If need remove duplicated vales, set to empty string use:
df.loc[df['Animal'].duplicated(), 'Animal'] = ''
print (df)
Animal Max Speed
0 Falcon 380
1 370
2 Parrot 24
3 26
4 Elephant 5
5 7
6 3
If need groupby:
for i, g in df.groupby(['Animal']):
print (g)
Animal Max Speed
4 Elephant 5
5 Elephant 7
6 Elephant 3
Animal Max Speed
0 Falcon 380
1 Falcon 370
Animal Max Speed
2 Parrot 24
3 Parrot 26
CodePudding user response:
The groupby object requires an action, like a max or a min. This will result in two things:
- A regular pandas data frame
- The grouping key appearing once
You clearly expect both of the Falcon entries to remain so you don't actually want to do a groupby. If you want to see the entries with repeated animal values hidden, you would do that by setting the Animal column as the index. I say that because your input data frame is already in the order you wanted to display.

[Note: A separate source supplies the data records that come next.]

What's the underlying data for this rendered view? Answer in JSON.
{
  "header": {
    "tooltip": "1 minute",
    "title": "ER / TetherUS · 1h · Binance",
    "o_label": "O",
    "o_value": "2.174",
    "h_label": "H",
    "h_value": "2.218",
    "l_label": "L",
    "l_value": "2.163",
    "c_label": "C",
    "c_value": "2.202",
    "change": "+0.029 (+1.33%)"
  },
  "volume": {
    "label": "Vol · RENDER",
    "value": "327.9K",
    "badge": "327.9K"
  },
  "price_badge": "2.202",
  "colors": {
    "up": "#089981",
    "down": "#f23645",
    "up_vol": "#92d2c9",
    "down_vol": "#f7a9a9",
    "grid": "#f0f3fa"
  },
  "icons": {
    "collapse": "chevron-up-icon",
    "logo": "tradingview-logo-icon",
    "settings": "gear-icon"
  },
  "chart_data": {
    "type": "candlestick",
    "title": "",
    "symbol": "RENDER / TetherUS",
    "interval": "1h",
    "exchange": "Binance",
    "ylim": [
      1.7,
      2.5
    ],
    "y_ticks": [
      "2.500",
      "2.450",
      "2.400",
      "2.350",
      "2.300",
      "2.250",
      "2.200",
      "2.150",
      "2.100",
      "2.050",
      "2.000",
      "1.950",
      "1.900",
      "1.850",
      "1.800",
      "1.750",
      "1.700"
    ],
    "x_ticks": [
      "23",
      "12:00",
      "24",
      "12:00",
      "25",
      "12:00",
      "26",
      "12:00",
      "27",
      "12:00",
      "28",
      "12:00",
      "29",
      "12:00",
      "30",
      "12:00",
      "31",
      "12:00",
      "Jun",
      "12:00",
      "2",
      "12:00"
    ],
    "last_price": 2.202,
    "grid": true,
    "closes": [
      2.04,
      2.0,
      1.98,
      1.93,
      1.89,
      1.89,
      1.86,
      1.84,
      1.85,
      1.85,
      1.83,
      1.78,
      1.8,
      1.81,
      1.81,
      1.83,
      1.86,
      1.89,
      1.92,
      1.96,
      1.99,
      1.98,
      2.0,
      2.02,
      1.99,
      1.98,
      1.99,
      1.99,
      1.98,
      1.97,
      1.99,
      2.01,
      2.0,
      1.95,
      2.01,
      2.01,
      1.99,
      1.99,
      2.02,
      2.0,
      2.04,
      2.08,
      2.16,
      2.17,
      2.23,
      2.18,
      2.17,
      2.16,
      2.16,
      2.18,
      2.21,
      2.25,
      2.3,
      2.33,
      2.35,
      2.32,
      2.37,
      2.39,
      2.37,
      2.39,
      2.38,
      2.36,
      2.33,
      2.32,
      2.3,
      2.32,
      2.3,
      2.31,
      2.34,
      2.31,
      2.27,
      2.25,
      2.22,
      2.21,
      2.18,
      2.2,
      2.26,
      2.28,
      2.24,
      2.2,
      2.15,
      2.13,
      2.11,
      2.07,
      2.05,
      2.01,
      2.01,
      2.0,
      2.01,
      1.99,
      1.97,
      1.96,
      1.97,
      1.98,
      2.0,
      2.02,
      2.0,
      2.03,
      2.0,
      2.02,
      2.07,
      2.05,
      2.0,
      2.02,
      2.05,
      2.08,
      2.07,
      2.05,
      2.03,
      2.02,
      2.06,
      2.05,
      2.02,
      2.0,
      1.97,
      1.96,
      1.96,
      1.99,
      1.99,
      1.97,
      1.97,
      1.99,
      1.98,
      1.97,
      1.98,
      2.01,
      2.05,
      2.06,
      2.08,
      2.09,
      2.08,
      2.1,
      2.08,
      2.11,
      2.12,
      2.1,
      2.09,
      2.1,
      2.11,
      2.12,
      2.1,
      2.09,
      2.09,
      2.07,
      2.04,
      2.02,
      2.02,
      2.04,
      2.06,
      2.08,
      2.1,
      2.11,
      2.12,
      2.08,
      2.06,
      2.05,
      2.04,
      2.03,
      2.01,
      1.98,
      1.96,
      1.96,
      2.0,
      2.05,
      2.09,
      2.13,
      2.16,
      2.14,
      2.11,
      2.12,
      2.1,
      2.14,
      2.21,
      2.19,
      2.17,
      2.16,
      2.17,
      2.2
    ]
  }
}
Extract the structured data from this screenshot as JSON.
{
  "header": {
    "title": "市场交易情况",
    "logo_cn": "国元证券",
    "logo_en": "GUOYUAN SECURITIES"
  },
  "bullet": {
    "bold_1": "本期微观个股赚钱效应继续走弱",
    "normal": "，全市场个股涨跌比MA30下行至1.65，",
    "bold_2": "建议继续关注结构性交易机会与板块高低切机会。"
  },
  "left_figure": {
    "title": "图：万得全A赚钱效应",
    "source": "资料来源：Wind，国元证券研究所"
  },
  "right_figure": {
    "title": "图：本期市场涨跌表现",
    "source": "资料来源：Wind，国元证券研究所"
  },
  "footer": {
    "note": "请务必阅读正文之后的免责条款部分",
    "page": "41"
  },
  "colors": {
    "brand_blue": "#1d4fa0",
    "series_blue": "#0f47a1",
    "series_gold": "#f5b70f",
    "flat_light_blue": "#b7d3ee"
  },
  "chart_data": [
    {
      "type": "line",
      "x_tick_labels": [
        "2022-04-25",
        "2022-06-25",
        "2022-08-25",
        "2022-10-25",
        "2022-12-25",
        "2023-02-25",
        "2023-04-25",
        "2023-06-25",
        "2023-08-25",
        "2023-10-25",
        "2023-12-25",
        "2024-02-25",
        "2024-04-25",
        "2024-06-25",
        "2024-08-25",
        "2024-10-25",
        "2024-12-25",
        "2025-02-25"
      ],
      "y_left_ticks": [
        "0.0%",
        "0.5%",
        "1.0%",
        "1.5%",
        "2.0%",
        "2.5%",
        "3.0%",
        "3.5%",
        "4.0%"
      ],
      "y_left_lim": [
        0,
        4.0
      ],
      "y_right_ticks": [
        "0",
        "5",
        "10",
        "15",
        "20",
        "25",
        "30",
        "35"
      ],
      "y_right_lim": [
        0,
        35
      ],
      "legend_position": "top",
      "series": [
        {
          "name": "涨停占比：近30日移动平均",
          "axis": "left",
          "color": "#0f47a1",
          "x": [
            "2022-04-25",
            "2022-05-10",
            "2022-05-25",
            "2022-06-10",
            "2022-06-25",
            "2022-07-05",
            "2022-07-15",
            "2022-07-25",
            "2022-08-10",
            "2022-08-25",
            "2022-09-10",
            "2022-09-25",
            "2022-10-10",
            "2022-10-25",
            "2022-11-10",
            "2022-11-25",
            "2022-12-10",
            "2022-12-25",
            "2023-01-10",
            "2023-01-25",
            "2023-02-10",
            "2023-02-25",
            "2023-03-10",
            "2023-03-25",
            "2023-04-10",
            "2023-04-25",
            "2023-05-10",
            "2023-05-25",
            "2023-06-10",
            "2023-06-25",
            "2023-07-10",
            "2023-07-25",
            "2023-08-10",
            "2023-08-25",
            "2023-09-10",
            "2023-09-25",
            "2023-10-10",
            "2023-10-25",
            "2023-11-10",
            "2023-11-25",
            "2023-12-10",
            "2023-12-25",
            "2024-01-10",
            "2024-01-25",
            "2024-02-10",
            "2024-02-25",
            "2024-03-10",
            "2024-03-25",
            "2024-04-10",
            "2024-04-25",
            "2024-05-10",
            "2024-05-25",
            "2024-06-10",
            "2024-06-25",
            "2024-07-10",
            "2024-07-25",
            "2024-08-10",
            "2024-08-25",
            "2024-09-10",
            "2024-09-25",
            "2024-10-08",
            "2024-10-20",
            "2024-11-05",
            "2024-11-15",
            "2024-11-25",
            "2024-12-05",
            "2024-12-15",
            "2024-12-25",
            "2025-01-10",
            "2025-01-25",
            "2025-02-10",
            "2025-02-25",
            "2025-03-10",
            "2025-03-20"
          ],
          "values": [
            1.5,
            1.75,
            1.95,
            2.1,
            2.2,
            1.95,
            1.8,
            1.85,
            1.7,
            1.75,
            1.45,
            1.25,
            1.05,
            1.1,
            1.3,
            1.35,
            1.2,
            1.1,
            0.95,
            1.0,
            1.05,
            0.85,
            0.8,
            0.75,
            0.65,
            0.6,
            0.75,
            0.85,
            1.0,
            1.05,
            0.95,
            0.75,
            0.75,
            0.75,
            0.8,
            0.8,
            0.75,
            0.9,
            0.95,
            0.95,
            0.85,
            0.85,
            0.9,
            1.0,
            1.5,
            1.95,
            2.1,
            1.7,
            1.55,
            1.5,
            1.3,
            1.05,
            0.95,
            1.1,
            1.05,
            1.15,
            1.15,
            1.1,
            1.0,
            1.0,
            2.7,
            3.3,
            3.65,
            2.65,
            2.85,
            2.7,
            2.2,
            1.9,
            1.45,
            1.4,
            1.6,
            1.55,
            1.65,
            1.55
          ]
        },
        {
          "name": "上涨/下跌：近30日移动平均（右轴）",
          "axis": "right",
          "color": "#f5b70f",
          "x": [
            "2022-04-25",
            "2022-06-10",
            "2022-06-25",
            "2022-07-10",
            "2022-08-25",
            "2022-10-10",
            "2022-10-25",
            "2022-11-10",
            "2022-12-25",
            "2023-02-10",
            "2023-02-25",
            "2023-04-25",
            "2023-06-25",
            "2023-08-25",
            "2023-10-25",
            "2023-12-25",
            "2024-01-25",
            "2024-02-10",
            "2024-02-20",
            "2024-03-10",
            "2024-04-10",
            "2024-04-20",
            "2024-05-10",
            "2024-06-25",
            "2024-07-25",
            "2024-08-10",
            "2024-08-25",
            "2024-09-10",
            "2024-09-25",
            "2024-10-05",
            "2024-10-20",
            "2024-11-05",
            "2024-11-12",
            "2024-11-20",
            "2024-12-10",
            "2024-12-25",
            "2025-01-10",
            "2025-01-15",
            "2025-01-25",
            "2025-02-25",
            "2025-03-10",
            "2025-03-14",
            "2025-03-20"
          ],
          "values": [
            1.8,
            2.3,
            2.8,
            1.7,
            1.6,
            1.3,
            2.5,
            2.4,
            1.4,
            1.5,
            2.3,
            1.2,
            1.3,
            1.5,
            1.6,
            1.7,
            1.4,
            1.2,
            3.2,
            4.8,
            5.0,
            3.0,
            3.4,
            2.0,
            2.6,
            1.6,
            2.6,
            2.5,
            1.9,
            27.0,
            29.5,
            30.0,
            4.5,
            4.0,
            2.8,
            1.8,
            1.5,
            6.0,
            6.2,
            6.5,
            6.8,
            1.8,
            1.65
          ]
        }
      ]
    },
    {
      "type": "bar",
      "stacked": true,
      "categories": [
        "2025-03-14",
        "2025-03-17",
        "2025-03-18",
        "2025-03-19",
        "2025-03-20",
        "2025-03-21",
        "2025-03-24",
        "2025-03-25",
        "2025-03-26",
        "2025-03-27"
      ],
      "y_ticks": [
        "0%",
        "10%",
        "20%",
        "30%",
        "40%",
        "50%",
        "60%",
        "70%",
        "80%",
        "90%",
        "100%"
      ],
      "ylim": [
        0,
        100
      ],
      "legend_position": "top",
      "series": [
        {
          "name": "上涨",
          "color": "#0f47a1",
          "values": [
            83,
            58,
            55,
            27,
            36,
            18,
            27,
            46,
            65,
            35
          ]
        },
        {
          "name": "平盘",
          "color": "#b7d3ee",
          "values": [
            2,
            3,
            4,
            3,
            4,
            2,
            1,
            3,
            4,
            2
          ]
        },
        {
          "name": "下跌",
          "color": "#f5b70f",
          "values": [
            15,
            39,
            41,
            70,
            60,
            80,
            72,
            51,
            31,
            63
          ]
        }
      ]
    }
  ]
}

CodePudding user response:
Use mask
:
>>> df.assign(Animal=df['Animal'].mask(df['Animal'].duplicated(), ''))
Animal Max Speed
0 Falcon 380
1 370
2 Parrot 24
3 26
4 Elephant 5
5 7
6 3
>>>
Or as index:
df.assign(Animal=df['Animal'].mask(df['Animal'].duplicated(), '')).set_index('Animal')
Max Speed
Animal
Falcon 380
370
Parrot 24
26
Elephant 5
7
3
>>>